Pada titik itulah, potensi yang diberikan oleh Allah ini bisa digunakan untuk menumbuhkan keimanan pada Dzat yang menciptakannya, bagi yang sebelumnya belum beriman. Sedangkan bagi yang sudah beriman, ini bisa digunakan untuk mengokohkan keimanannya. Di sinilah, proses dakwah itu bisa dilakukan dengan memanfaatkan obyek wisata tersebut.
Menjadi sarana propaganda (di’ayah), karena dengan menyaksikan langsung peninggalan bersejarah dari peradaban Islam itu, siapapun yang sebelumnya tidak yakin akan keagungan dan kemuliaan Islam, umat dan peradabannya akhirnya bisa diyakinkan, dan menjadi yakin. Demikian juga bagi umat Islam yang sebelumnya telah mempunyai keyakinan, namun belum menyaksikan langsung bukti-bukti keagungan dan kemuliaan tersebut, maka dengan menyaksikannya langsung, mereka semakin yakin.
Meski bidang pariwisata, dengan kriteria dan ketentuan sebagaimana yang telah disebutkan di atas tetap dipertahankan, tetapi tetap harus dicatat, bahwa bidang ini meski bisa menjadi salah satu sumber devisa, tetapi ini tidak akan dijadikan sebagai sumber perekonomian Negara Khilafah.

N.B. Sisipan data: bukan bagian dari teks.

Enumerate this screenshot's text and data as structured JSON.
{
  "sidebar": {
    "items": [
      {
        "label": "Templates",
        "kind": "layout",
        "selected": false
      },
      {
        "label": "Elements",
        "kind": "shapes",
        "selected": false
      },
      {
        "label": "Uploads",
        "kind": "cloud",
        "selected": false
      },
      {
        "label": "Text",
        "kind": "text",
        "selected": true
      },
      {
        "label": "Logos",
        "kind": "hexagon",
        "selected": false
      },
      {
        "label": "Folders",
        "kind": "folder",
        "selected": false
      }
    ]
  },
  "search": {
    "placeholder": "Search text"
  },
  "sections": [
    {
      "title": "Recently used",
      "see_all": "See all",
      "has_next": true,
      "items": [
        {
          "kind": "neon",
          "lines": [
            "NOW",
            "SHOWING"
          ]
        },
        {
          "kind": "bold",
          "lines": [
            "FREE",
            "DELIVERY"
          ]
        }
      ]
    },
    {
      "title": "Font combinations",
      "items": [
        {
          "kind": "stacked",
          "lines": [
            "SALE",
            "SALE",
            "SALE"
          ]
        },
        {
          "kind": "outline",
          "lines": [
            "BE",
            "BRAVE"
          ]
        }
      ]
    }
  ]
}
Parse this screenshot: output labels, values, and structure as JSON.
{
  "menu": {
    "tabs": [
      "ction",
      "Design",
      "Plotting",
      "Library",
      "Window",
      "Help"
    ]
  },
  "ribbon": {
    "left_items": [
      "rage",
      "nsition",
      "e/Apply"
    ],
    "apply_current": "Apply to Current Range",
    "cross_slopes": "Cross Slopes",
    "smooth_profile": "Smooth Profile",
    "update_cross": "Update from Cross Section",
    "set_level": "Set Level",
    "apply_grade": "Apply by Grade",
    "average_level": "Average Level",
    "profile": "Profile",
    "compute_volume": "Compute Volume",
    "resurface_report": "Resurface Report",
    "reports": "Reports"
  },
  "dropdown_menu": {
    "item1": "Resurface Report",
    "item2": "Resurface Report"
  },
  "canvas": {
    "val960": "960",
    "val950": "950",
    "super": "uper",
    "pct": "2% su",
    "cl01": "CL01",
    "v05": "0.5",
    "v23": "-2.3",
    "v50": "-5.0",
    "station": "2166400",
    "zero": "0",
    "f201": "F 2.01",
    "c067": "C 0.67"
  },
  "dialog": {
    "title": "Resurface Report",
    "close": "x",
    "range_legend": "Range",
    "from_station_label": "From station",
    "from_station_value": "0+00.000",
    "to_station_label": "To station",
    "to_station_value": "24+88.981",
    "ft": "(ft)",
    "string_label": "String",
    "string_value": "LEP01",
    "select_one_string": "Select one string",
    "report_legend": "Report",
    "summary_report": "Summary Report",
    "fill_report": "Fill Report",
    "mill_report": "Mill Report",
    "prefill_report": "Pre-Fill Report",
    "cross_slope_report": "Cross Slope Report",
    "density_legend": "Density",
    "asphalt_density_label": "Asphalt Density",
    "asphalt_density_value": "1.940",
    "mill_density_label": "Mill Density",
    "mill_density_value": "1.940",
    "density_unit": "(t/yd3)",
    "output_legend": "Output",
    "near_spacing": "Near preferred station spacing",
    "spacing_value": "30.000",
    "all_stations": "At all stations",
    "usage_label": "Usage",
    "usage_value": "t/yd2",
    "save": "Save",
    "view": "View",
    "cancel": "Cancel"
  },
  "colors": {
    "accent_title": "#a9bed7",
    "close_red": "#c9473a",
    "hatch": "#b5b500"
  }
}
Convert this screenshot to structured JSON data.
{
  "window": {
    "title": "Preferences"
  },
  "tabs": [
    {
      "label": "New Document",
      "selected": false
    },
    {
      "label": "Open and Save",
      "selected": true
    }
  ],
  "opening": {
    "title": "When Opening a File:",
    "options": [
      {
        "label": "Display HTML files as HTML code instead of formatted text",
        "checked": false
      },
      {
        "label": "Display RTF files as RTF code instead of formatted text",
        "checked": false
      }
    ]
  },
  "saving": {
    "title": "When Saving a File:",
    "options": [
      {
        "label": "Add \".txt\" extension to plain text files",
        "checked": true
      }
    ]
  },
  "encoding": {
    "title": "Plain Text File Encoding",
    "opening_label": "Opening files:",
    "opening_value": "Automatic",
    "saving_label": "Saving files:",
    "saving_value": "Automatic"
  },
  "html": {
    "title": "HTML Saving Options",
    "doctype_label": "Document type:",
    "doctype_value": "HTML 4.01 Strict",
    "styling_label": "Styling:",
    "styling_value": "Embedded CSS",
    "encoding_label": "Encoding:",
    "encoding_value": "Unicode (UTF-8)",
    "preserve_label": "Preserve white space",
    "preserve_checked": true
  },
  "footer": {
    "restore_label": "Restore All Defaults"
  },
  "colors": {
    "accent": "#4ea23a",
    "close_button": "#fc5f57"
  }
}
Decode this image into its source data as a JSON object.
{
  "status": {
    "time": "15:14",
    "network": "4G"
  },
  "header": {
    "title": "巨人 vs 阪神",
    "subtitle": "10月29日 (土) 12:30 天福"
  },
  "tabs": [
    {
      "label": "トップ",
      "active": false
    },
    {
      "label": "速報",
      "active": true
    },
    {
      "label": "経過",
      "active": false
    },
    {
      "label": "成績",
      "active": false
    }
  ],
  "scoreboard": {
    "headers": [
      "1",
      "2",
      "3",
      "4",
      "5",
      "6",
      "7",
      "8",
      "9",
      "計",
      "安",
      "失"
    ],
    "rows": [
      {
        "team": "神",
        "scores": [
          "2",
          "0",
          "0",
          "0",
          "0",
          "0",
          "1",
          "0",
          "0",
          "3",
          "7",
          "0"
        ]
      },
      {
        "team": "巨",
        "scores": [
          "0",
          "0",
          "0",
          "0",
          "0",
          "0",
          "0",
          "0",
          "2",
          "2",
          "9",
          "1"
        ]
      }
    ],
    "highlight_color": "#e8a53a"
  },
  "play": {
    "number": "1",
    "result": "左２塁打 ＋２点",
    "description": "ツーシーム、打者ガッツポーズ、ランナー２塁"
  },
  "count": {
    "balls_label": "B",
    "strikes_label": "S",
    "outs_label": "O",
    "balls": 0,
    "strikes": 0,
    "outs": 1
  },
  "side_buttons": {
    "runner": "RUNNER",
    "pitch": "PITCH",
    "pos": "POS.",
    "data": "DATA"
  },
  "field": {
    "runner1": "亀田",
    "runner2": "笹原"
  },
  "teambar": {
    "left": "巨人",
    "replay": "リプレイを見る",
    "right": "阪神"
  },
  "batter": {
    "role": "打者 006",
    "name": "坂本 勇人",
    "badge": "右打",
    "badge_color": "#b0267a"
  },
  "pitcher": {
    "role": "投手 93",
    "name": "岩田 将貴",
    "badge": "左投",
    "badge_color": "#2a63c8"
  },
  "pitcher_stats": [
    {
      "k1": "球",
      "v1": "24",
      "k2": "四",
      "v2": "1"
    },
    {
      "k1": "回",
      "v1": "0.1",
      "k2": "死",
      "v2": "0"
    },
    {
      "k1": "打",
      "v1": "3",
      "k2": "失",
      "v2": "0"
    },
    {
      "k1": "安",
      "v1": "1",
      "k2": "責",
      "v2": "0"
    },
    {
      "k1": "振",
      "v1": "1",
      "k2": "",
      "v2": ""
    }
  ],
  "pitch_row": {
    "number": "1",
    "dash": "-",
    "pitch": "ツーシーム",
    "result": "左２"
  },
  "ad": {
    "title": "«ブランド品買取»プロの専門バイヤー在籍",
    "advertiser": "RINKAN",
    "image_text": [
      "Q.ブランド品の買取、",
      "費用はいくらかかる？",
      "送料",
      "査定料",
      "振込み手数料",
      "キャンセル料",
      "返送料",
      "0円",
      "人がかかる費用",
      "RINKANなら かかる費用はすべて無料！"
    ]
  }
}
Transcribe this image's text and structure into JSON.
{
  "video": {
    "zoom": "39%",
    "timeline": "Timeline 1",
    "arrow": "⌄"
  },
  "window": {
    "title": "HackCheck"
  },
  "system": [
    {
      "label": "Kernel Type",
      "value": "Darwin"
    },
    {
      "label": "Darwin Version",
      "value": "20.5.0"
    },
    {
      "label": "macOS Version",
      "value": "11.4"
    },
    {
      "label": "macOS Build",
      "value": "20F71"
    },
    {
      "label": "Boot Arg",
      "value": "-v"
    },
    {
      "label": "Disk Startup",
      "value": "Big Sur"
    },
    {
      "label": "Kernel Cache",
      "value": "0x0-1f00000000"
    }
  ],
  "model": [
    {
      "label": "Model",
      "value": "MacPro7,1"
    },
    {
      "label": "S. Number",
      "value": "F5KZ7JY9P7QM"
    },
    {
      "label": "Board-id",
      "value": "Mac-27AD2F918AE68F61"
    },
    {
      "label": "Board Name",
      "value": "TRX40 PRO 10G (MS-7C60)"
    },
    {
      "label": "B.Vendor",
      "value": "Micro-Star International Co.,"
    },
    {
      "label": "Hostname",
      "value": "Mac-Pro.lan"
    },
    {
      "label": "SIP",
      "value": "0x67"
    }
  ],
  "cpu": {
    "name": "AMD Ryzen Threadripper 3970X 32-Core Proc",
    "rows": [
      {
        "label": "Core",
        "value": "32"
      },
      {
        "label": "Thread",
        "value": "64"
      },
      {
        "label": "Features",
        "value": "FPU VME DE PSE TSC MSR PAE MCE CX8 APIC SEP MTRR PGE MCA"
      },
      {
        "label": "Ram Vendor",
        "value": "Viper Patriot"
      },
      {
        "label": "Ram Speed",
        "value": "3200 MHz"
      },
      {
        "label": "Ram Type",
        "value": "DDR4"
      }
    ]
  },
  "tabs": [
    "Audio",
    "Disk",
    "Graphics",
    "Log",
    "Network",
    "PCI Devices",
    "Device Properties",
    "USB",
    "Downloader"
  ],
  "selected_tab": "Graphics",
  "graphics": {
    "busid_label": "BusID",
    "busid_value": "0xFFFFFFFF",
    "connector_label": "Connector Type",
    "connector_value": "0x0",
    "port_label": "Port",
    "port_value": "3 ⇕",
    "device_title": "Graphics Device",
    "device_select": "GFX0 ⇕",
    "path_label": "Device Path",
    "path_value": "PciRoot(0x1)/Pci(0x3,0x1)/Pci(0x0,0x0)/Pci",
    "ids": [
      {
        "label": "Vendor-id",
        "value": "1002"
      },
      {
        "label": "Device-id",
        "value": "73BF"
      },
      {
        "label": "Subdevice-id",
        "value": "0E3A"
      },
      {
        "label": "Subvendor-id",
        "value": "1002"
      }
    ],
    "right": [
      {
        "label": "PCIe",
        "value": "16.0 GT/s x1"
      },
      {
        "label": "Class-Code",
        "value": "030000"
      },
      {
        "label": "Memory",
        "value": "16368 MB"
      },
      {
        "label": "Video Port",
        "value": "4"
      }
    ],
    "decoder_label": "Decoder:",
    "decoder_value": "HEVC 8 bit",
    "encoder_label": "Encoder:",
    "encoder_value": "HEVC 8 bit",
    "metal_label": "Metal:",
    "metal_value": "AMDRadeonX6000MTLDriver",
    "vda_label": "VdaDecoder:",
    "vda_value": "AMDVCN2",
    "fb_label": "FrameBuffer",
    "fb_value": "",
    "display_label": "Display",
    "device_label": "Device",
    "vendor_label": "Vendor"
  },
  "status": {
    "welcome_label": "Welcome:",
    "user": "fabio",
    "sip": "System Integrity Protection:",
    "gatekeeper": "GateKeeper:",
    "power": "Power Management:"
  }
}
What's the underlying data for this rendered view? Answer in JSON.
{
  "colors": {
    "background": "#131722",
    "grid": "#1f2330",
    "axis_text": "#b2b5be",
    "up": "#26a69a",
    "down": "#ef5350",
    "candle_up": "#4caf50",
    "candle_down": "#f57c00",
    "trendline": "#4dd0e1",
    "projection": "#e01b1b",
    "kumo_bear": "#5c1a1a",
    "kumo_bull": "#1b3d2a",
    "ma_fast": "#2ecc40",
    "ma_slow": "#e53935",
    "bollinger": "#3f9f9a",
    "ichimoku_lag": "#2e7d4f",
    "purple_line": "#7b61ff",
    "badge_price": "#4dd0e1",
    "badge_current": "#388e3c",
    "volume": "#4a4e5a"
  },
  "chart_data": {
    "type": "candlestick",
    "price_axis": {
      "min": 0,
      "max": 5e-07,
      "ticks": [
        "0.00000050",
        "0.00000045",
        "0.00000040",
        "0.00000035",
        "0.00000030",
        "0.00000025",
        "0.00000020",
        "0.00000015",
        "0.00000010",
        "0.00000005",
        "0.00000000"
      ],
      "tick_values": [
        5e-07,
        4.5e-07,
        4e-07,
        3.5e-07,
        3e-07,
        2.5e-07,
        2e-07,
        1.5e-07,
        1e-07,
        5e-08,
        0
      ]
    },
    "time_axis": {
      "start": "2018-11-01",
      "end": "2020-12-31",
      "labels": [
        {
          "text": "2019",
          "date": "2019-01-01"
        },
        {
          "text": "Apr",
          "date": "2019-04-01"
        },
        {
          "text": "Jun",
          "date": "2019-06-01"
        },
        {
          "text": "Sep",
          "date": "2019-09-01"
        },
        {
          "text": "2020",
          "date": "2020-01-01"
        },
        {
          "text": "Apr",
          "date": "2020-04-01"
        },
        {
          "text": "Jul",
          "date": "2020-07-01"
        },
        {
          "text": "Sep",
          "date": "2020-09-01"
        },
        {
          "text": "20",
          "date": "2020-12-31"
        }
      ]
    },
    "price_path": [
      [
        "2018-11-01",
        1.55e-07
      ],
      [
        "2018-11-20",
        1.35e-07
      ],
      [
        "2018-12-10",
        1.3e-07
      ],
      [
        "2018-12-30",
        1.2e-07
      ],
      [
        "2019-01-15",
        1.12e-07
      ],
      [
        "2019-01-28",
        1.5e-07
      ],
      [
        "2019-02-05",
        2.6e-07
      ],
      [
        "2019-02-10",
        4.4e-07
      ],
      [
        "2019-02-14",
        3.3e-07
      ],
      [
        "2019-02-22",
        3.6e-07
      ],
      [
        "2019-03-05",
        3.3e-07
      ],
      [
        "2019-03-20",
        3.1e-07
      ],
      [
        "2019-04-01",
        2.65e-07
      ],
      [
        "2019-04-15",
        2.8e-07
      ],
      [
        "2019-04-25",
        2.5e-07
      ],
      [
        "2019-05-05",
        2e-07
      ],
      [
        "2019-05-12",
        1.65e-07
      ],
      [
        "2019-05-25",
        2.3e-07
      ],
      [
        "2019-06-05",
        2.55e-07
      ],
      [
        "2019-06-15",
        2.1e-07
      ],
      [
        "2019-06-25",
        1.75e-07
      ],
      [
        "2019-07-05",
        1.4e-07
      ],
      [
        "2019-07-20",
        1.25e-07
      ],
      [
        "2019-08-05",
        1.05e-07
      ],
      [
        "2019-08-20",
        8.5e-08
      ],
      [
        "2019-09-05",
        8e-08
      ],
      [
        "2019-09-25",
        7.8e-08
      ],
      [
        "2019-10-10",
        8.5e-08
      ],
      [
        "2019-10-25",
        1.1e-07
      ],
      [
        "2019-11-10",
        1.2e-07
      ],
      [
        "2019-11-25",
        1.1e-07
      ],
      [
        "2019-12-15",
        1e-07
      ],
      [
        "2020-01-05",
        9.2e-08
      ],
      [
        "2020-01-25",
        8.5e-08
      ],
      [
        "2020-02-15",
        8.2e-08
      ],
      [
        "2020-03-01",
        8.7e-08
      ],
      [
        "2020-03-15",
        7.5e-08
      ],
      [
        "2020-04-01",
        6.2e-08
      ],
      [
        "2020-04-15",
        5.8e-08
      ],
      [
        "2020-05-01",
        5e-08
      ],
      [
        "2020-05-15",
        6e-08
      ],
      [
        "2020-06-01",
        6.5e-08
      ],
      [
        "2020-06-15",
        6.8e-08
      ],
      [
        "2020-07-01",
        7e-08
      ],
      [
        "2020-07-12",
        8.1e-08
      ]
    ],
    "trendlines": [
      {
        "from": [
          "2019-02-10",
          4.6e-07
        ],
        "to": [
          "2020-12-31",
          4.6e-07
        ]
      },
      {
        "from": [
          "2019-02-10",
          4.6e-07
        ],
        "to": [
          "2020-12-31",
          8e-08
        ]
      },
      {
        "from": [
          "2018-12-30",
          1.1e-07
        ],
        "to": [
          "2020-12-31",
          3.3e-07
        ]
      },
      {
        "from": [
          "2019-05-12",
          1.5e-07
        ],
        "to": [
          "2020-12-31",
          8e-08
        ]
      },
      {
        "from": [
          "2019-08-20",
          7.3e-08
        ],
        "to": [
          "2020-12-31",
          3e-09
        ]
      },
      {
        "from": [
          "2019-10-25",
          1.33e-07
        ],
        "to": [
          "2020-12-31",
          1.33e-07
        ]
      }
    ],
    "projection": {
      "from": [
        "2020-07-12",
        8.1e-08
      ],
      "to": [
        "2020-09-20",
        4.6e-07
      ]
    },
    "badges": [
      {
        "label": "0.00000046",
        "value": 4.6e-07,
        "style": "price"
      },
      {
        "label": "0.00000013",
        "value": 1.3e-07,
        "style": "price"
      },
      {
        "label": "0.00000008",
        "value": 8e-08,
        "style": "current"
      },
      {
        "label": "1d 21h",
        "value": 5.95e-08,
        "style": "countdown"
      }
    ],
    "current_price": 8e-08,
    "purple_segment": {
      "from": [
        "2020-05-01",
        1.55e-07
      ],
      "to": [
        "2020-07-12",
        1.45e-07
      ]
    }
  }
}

Selain karena tujuan utama dipertahankannya bidang ini adalah sebagai sarana dakwah dan propaganda, Negara Islam juga mempunyai sumber perekonomian yang bersifat tetap.
Disamping itu, memberi jalan pada asing untuk menguasai negeri Muslim adalah sebuah keharaman. Allah SWT melarang memberi jalan pada orang kafir untuk menguasai ummat Islam; “Dan Allah sekali kali tidak memberikan jalan pada orang kafir untuk menguasai orang beriman.” (TQS An Nisa:141).
Wallahu'alam bi shawwab.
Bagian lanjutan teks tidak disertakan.